Il existe quatre années bien distinctes en Football universitaire (NCAA) : Freshman (1re), Sophomore (2e), Junior (3e), Senior (4e). Comme tout le monde s’en doute, il y a une petite vacherie qui vient compliquer un peu le tableau. Imaginons qu’un joueur soit assez peu utilisé ou blessé tôt dans la saison (utilisé sur moins de 4 matches en gros), il peut utiliser ce qu’on appelle le Redshirt. En d’autres termes, il ne brûle pas une année d’éligibilité à l’université. On peut donc avoir des Redshirt Seniors qui ont donc passé 5 ans à l’université au lieu de 4 (voire plus, cette année Cameron Rising est dans sa 7e année universitaire, mais pas la peine de chercher à comprendre… Il y a eu une année de plus d’éligibilité donnée pendant le covid et pour piger le reste il faut un doctorat).

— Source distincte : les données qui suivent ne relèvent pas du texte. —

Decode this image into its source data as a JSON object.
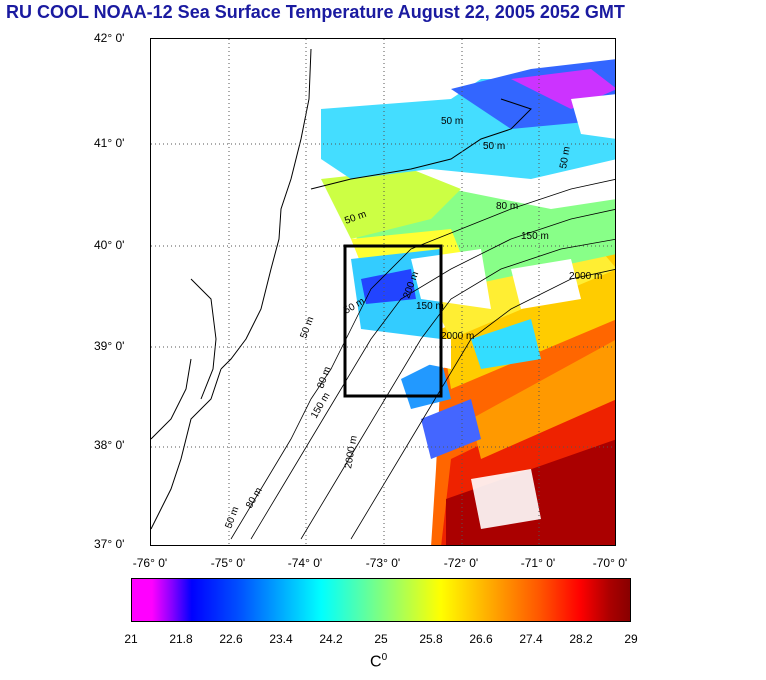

Autre particularité particulièrement particulière, un joueur universitaire doit en principe avoir validé au moins 3 ans en NCAA pour être éligible à jouer en NFL. Il peut donc déclarer sa disponibilité à la Draft NFL en tant que Junior ou Redshirt Sophomore (deux années de jeu et une Redshirt).

La Draft

Une fois les joueurs déclarés à la Draft, autour du 15 janvier de chaque année, la couverture télé aux États-Unis s’intéresse assez vite à eux. Réellement, dès que le Super Bowl est terminé, mi-février, on ne parle presque plus de ça sur les chaînes sportives américaines jusqu’à la date fatidique fin avril.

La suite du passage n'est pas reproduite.